Il presidente dei parcheggiatori Iachini: «Non possiamo pagare gli stipendi: vogliamo 250mila euro di danni dal Comune»

TERAMO. Sono arrivati in aula indossando le magliette arancioni da ausiliari del traffico. I parcheggiatori della Tercoop che gestiscono le aree di sosta a pagamento hanno portato la loro protesta in consiglio comunale. I motivi della manifestazione inscenata ieri pomeriggio in consiglio comunale sono riassunti in un documento che è stato illustrato in apertura dei lavori dal presidente della cooperativa Leo Iachini. La Tercoop riassume in alcune cifre il rendiconto della propria attività. «Dopo 22 anni di gestione dei parcheggi a pagamento, frutto di dieci gare d'appalto vinte e di tre milioni di euro versati alle casse comunali», spiega Iachini, «per la prima volta siamo costretti a scegliere se pagare gli stipendi o le tasse comunali». Ii 29 lavoratori della cooperativa, aggiunge, sono «in una situazione drammatica» dovuta in gran parte alla riduzione del numero di stalli affidati dal Comune alla Tercoop che dunque ha già dovuto rinunciare a pagare le ferie e accantonare le quote del Tfr e ora rischia di non poter versare gli stipendi. Per questi motivi, la Tercoop un paio di giorni fa ha presentato al Comune una richiesta di risarcimento danni per 250mila euro. «Non vuol essere un atto ostile», osserva Iachini, «ma potrebbe diventare un ulteriore elemento per una soluzione equa al problema».

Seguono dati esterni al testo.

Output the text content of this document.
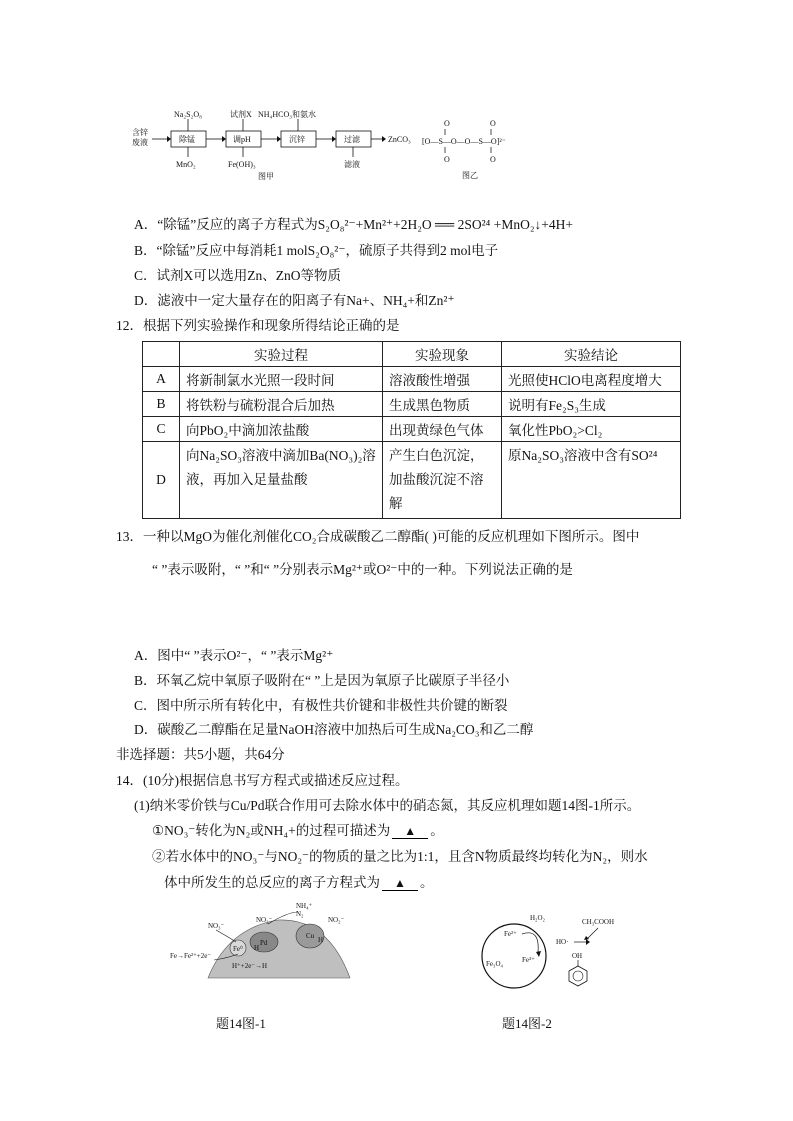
含锌
废液	除锰	调pH	沉锌	过滤	ZnCO₃
Na₂S₂O₈	试剂X NH₄HCO₃和氨水
MnO₂	Fe(OH)₃	滤液
图甲
O	O
‖	‖
[O—S—O—O—S—O]²⁻
‖	‖
O	O
图乙
A．“除锰”反应的离子方程式为S₂O₈²⁻+Mn²⁺+2H₂O ══ 2SO²⁴ +MnO₂↓+4H+
B．“除锰”反应中每消耗1 molS₂O₈²⁻，硫原子共得到2 mol电子
C．试剂X可以选用Zn、ZnO等物质
D．滤液中一定大量存在的阳离子有Na+、NH₄+和Zn²⁺
12．根据下列实验操作和现象所得结论正确的是
	实验过程	实验现象	实验结论
A	将新制氯水光照一段时间	溶液酸性增强	光照使HClO电离程度增大
B	将铁粉与硫粉混合后加热	生成黑色物质	说明有Fe₂S₃生成
C	向PbO₂中滴加浓盐酸	出现黄绿色气体	氧化性PbO₂>Cl₂
D	向Na₂SO₃溶液中滴加Ba(NO₃)₂溶液，再加入足量盐酸	产生白色沉淀，加盐酸沉淀不溶解	原Na₂SO₃溶液中含有SO²⁴
13．一种以MgO为催化剂催化CO₂合成碳酸乙二醇酯( )可能的反应机理如下图所示。图中
“ ”表示吸附，“ ”和“ ”分别表示Mg²⁺或O²⁻中的一种。下列说法正确的是
A．图中“ ”表示O²⁻，“ ”表示Mg²⁺
B．环氧乙烷中氧原子吸附在“ ”上是因为氧原子比碳原子半径小
C．图中所示所有转化中，有极性共价键和非极性共价键的断裂
D．碳酸乙二醇酯在足量NaOH溶液中加热后可生成Na₂CO₃和乙二醇
非选择题：共5小题，共64分
14．(10分)根据信息书写方程式或描述反应过程。
(1)纳米零价铁与Cu/Pd联合作用可去除水体中的硝态氮，其反应机理如题14图-1所示。
①NO₃⁻转化为N₂或NH₄+的过程可描述为 ▲ 。
②若水体中的NO₃⁻与NO₂⁻的物质的量之比为1:1，且含N物质最终均转化为N₂，则水
体中所发生的总反应的离子方程式为 ▲ 。
Pd
Cu
Fe⁰ H
H
NO₃⁻
NO₂⁻	NO₂⁻
NH₄⁺
N₂
Fe→Fe²⁺+2e⁻
H⁺+2e⁻→H
题14图-1
Fe²⁺
Fe³⁺
Fe₃O₄
H₂O₂
HO·
CH₃COOH
OH
题14图-2
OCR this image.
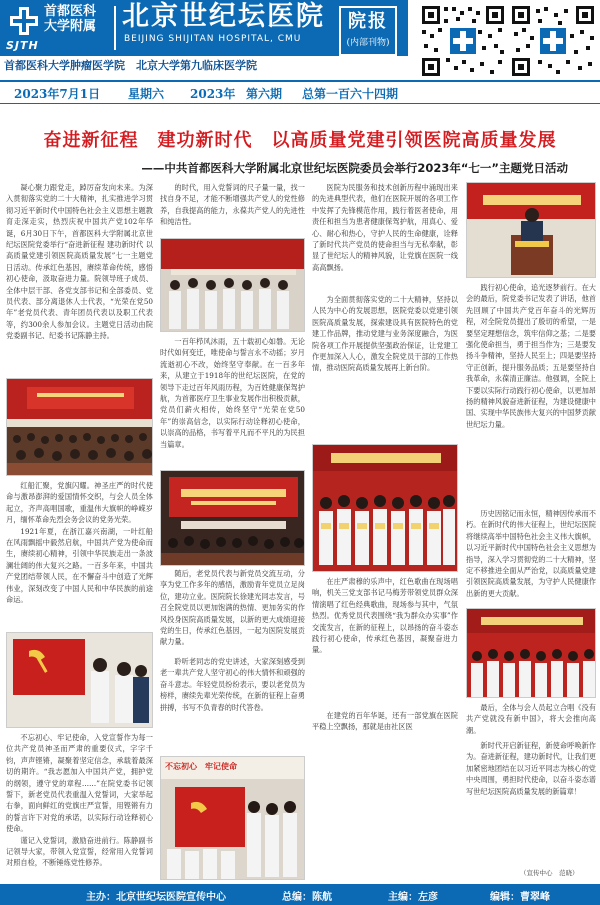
首都医科
大学附属
SJTH
北京世纪坛医院
BEIJING SHIJITAN HOSPITAL, CMU
院报
(内部刊物)
首都医科大学肿瘤医学院　北京大学第九临床医学院
2023年7月1日 星期六 2023年 第六期 总第一百六十四期
奋进新征程　建功新时代　以高质量党建引领医院高质量发展
——中共首都医科大学附属北京世纪坛医院委员会举行2023年“七一”主题党日活动

凝心聚力跟党走，踔厉奋发向未来。为深入贯彻落实党的二十大精神，扎实推进学习贯彻习近平新时代中国特色社会主义思想主题教育走深走实，热烈庆祝中国共产党102年华诞，6月30日下午，首都医科大学附属北京世纪坛医院党委举行“奋进新征程 建功新时代 以高质量党建引领医院高质量发展”七一主题党日活动。传承红色基因，赓续革命传统，感悟初心使命，汲取奋进力量。院领导班子成员、全体中层干部、各党支部书记和全部委员、党员代表、部分离退休人士代表，“光荣在党50年”老党员代表、青年团员代表以及职工代表等，约300余人参加会议。主题党日活动由院党委副书记、纪委书记陈静主持。

红船汇聚，党旗闪耀。神圣庄严的时代使命与激昂澎湃的爱国情怀交织，与会人员全体起立，齐声高唱国歌，重温伟大旗帜的峥嵘岁月，缅怀革命先烈会务会议的党务光荣。

1921年夏，在浙江嘉兴南湖，一叶红船在风雨飘摇中毅然启航，中国共产党为使命而生，赓续初心精神，引领中华民族走出一条波澜壮阔的伟大复兴之路。一百多年来，中国共产党团结带领人民，在不懈奋斗中创造了光辉伟业，深刻改变了中国人民和中华民族的前途命运。

不忘初心、牢记使命，入党宣誓作为每一位共产党员神圣而严肃的重要仪式，字字千钧，声声铿锵，凝聚着坚定信念，承载着最深切的期许。“我志愿加入中国共产党，拥护党的纲领，遵守党的章程……”在院党委书记领誓下，新老党员代表重温入党誓词，大家举起右拳，面向鲜红的党旗庄严宣誓，用铿锵有力的誓言许下对党的承诺，以实际行动诠释初心使命。

谨记入党誓词，激励奋进前行。陈静副书记领导大家，带领入党宣誓，经常用入党誓词对照自检，不断锤炼党性修养。

的时代，用入党誓词的尺子量一量，找一找自身不足，才能不断增强共产党人的党性修养，自我提高的能力，永葆共产党人的先进性和纯洁性。

一百年栉风沐雨，五十载初心如磐。无论时代如何变迁，唯使命与誓言永不动摇；岁月流逝初心不改，始终坚守奉献。在一百多年来，从建立于1918年的世纪坛医院，在党的领导下走过百年风雨历程，为百姓健康保驾护航，为首都医疗卫生事业发展作出积极贡献，党员们薪火相传，始终坚守“光荣在党50年”的崇高信念，以实际行动诠释初心使命，以崇高的品格，书写着平凡而不平凡的为民担当篇章。

随后，老党员代表与新党员交流互动，分享为党工作多年的感悟，激励青年党员立足岗位，建功立业。医院院长徐建光同志发言，号召全院党员以更加饱满的热情、更加务实的作风投身医院高质量发展，以新的更大成绩迎接党的生日，传承红色基因，一起为医院发展贡献力量。

聆听老同志的党史讲述，大家深刻感受到老一辈共产党人坚守初心的伟大情怀和顽强的奋斗意志。年轻党员纷纷表示，要以老党员为榜样，赓续先辈光荣传统，在新的征程上奋勇拼搏，书写不负青春的时代答卷。

医院为民服务和技术创新历程中涌现出来的先进典型代表，他们在医院开展的各项工作中发挥了先锋模范作用，践行着医者使命，用责任和担当为患者健康保驾护航，用真心、爱心、耐心和热心，守护人民的生命健康，诠释了新时代共产党员的使命担当与无私奉献，彰显了世纪坛人的精神风貌，让党旗在医院一线高高飘扬。

为全面贯彻落实党的二十大精神，坚持以人民为中心的发展思想，医院党委以党建引领医院高质量发展，探索建设具有医院特色的党建工作品牌，推动党建与业务深度融合，为医院各项工作开展提供坚强政治保证，让党建工作更加深入人心，激发全院党员干部的工作热情，推动医院高质量发展再上新台阶。

在庄严肃穆的乐声中，红色歌曲在现场唱响，机关三党支部书记马梅芳带领党员群众深情演唱了红色经典歌曲，现场参与其中，气氛热烈。优秀党员代表围绕“我为群众办实事”作交流发言，在新的征程上，以昂扬的奋斗姿态践行初心使命，传承红色基因，凝聚奋进力量。

践行初心使命，追光逐梦前行。在大会的最后，院党委书记发表了讲话，他首先回顾了中国共产党百年奋斗的光辉历程，对全院党员提出了殷切的希望，一是要坚定理想信念，筑牢信仰之基；二是要强化使命担当，勇于担当作为；三是要发扬斗争精神，坚持人民至上；四是要坚持守正创新，提升服务品质；五是要坚持自我革命，永葆清正廉洁。他强调，全院上下要以实际行动践行初心使命，以更加昂扬的精神风貌奋进新征程，为建设健康中国、实现中华民族伟大复兴的中国梦贡献世纪坛力量。

历史因铭记而永恒，精神因传承而不朽。在新时代的伟大征程上，世纪坛医院将继续高举中国特色社会主义伟大旗帜，以习近平新时代中国特色社会主义思想为指导，深入学习贯彻党的二十大精神，坚定不移推进全面从严治党，以高质量党建引领医院高质量发展，为守护人民健康作出新的更大贡献。

最后，全体与会人员起立合唱《没有共产党就没有新中国》，将大会推向高潮。

新时代开启新征程，新使命呼唤新作为。奋进新征程，建功新时代，让我们更加紧密地团结在以习近平同志为核心的党中央周围，勇担时代使命，以奋斗姿态谱写世纪坛医院高质量发展的新篇章！

（宣传中心　范晓）
不忘初心　牢记使命

在建党的百年华诞，还有一部党旗在医院平稳上空飘扬，那就是由社区医

主办：北京世纪坛医院宣传中心	总编：陈航	主编：左彦	编辑：曹翠峰
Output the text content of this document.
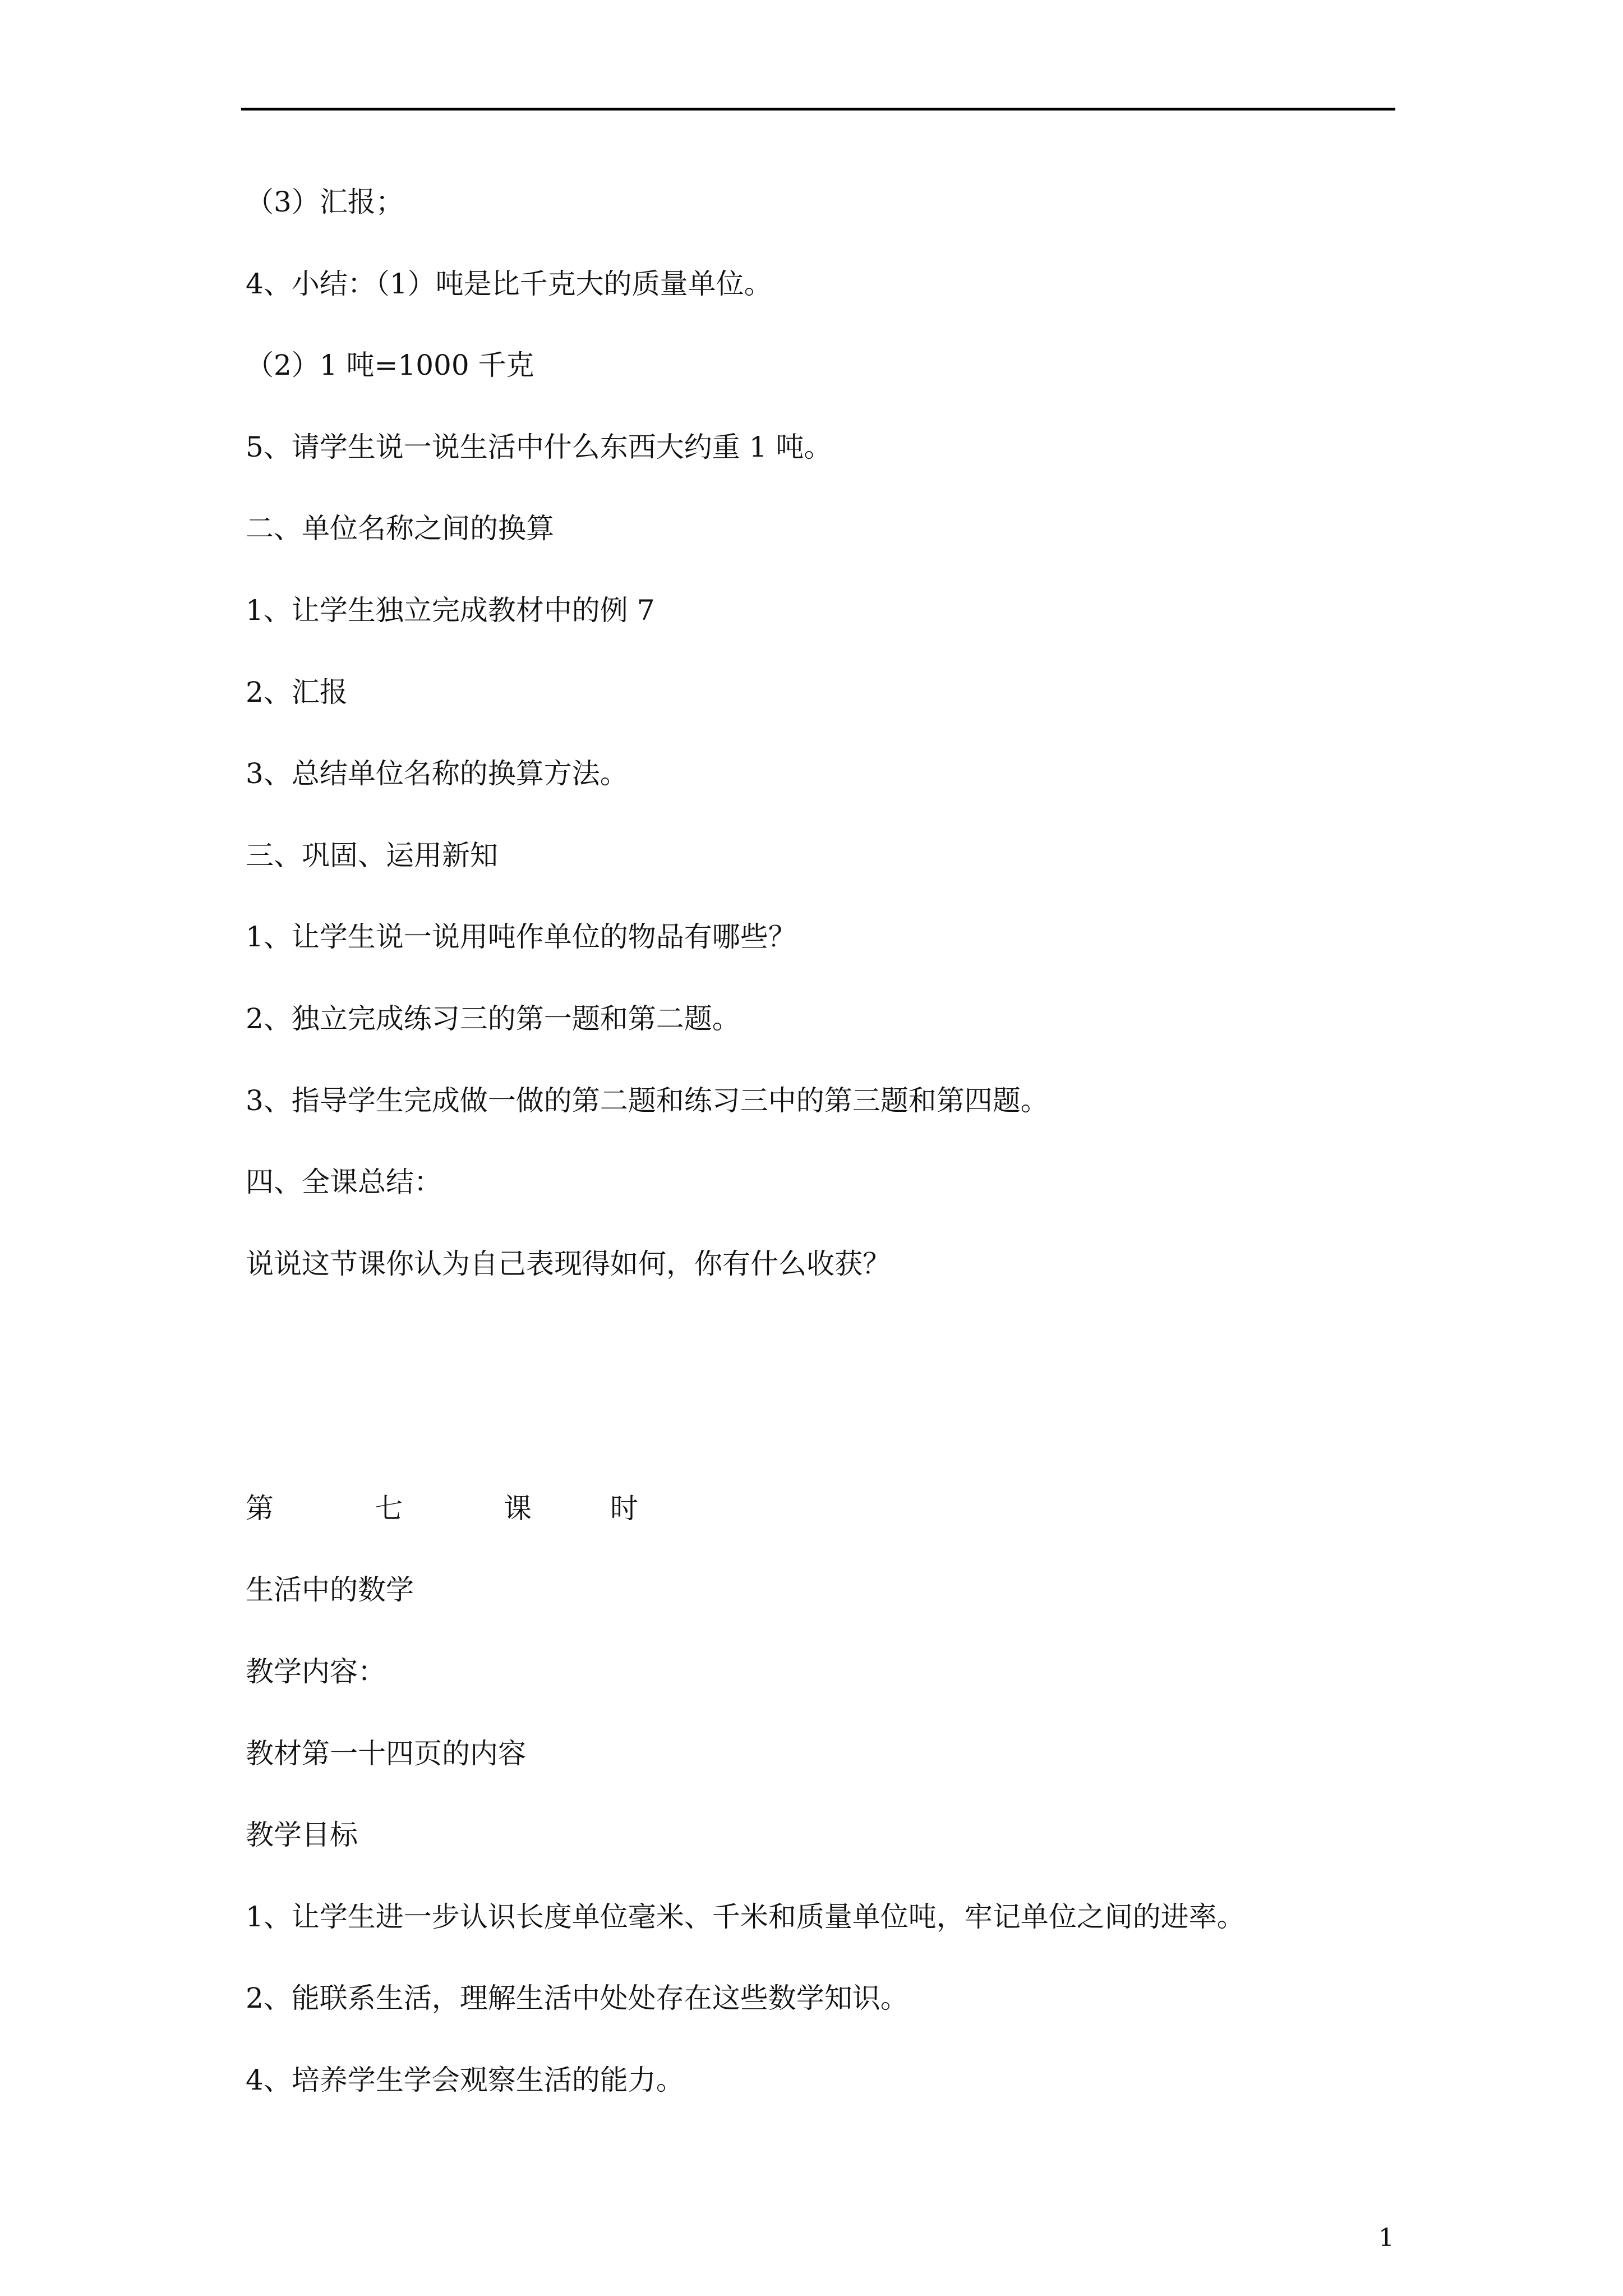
（3）汇报；
4、小结：（1）吨是比千克大的质量单位。
（2）1 吨=1000 千克
5、请学生说一说生活中什么东西大约重 1 吨。
二、单位名称之间的换算
1、让学生独立完成教材中的例 7
2、汇报
3、总结单位名称的换算方法。
三、巩固、运用新知
1、让学生说一说用吨作单位的物品有哪些？
2、独立完成练习三的第一题和第二题。
3、指导学生完成做一做的第二题和练习三中的第三题和第四题。
四、全课总结：
说说这节课你认为自己表现得如何，你有什么收获？
第	七	课	时
生活中的数学
教学内容：
教材第一十四页的内容
教学目标
1、让学生进一步认识长度单位毫米、千米和质量单位吨，牢记单位之间的进率。
2、能联系生活，理解生活中处处存在这些数学知识。
4、培养学生学会观察生活的能力。
1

La Tercoop rilancia così la proposta di un accordo con il Comune in base al quale continuerebbe per sette anni a gestire i parcheggi a pagamento, versando le quote per l'occupazione del suolo pubblico e occupandosi di fatto gratuitamente della cura del verde pubblico. Su quest'ultimo aspetto, però, il sindaco Maurizio Brucchi chiarisce che il servizio è affidato fino al 2015 alla Team, per cui l'amministrazione non può esaminare soluzioni diverse prima del prossimo anno. «E' nostra intenzione, per quanto prevede la legge, tutelare i lavoratori della Tercoop», sottolinea il sindaco, «ma non è possibile ricorrere all'affidamento diretto della gestione dei parcheggi». Brucchi ribadisce, comunque, che il piano proposto dalla cooperativa sarà sottoposto a verifiche sia tecniche che politiche. Al fianco degli operatori della Tercoop si schierano i sindacati. «Insieme alla Cisl abbiano chiesto un incontro al sindaco sulle questioni sollevate dalla cooperativa», sottolinea Franco Di Ventura della Cgil, «ma non abbiamo ricevuto alcuna risposta». Secondo il sindacalista, la proposta della Tercoop è valida. «Non sta a noi fare la valutazione definitiva», conclude Di Ventura, «ma il sindaco dovrebbe comunque prendere in considerazione il piano e dare una risposta». Per Gianguido D'Alberto (Pd) e Fabio Berardini (Movimento 5 Stelle) la questione sollevata dalla cooperativa andrebbe posta all'attenzione della commissione traffico. Entrambi sollecitano la convocazione di una seduta straordinaria dell'organismo per analizzare il progetto presentato dalla Tercoop e verificarne alla realizzabilità. La richiesta, però, viene bloccata dalla replica del primo cittadino. «La proposta sarà prima esaminata dall'amministrazione», osserva, «non porteremo in commissione un atto sul quale non c'è stata una valutazione preventiva da parte della maggioranza che ha vinto le elezioni».